4.6. Men, Women, and Technology
Dr. Lawrence Summers, president of Harvard University, found himself in hot water not long ago for making negative statements about women in science and technology. One thing he was right about is that women are underrepresented in science and technology fields. According to the U.S. Department of Labor, women make up about 45 percent of the workforce, but represent only 13.6 percent of boards of directors running Fortune 500 companies in the U.S. They represent only 9.3 percent of boards of directors of technology companies. In 2003, women accounted for 10.4 percent of all computer hardware engineers and 7.1 percent of electrical and electronics engineers in the United States. Women hold just 9% of all CIO jobs in the U.S. They fared better as computer and information systems managers, making up 30 percent of the work force in this category, according to an article in the June 6, 2005 issue of Red Herring magazine (www.redherring.com/Article.aspx?a=12217). The point is that women are underrepresented in science and technology and those that are there have learned to work effectively in a predominantly male environment.

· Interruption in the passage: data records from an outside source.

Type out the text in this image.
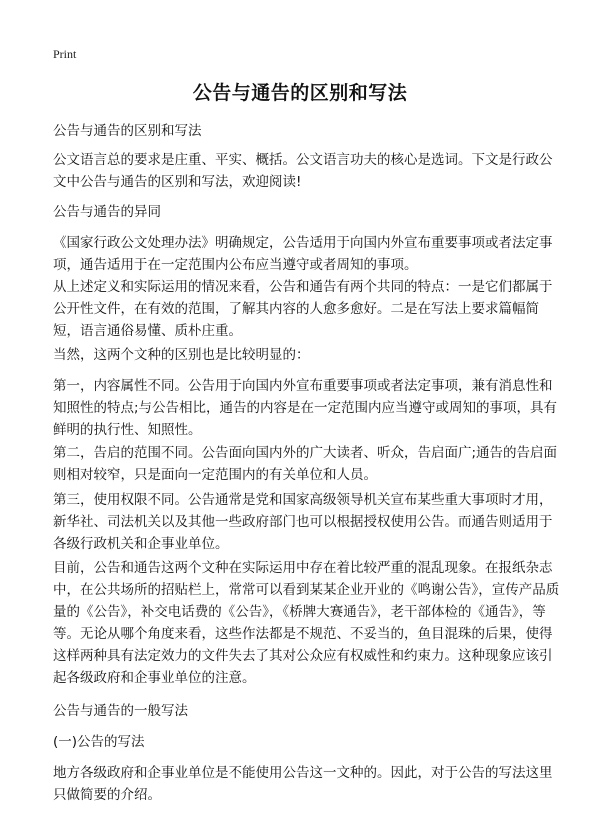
Print
公告与通告的区别和写法

公告与通告的区别和写法

公文语言总的要求是庄重、平实、概括。公文语言功夫的核心是选词。下文是行政公文中公告与通告的区别和写法，欢迎阅读!

公告与通告的异同

《国家行政公文处理办法》明确规定，公告适用于向国内外宣布重要事项或者法定事项，通告适用于在一定范围内公布应当遵守或者周知的事项。

从上述定义和实际运用的情况来看，公告和通告有两个共同的特点：一是它们都属于公开性文件，在有效的范围，了解其内容的人愈多愈好。二是在写法上要求篇幅简短，语言通俗易懂、质朴庄重。

当然，这两个文种的区别也是比较明显的：

第一，内容属性不同。公告用于向国内外宣布重要事项或者法定事项，兼有消息性和知照性的特点;与公告相比，通告的内容是在一定范围内应当遵守或周知的事项，具有鲜明的执行性、知照性。

第二，告启的范围不同。公告面向国内外的广大读者、听众，告启面广;通告的告启面则相对较窄，只是面向一定范围内的有关单位和人员。

第三，使用权限不同。公告通常是党和国家高级领导机关宣布某些重大事项时才用，新华社、司法机关以及其他一些政府部门也可以根据授权使用公告。而通告则适用于各级行政机关和企事业单位。

目前，公告和通告这两个文种在实际运用中存在着比较严重的混乱现象。在报纸杂志中，在公共场所的招贴栏上，常常可以看到某某企业开业的《鸣谢公告》，宣传产品质量的《公告》，补交电话费的《公告》，《桥牌大赛通告》，老干部体检的《通告》，等等。无论从哪个角度来看，这些作法都是不规范、不妥当的，鱼目混珠的后果，使得这样两种具有法定效力的文件失去了其对公众应有权威性和约束力。这种现象应该引起各级政府和企事业单位的注意。

公告与通告的一般写法

(一)公告的写法

地方各级政府和企事业单位是不能使用公告这一文种的。因此，对于公告的写法这里只做简要的介绍。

The reason we're discussing this is because you may or may not have a technology team that includes women. If you work with a cross-cultural team, you may or may not have women from other countries on your team. How you deal with men and women on your team has a lot to do with cultural norms. Understanding what is and is not appropriate in various cultures is another important aspect of your job as a manager or IT project manager. Certainly, treating everyone with respect is a great starting point, but you'll need to understand cultural differences between men and women in other countries if you have a cross-cultural team. Some of the common biases women may face on any IT team are difficulty having ideas taken seriously, lack of credit for work done and lack of choice assignments. If you're managing a team that includes women, make sure you create an environment that takes advantage of the best each person has to offer and pay special attention to cultural norms that may come into play with cross-cultural teams that include both women and men.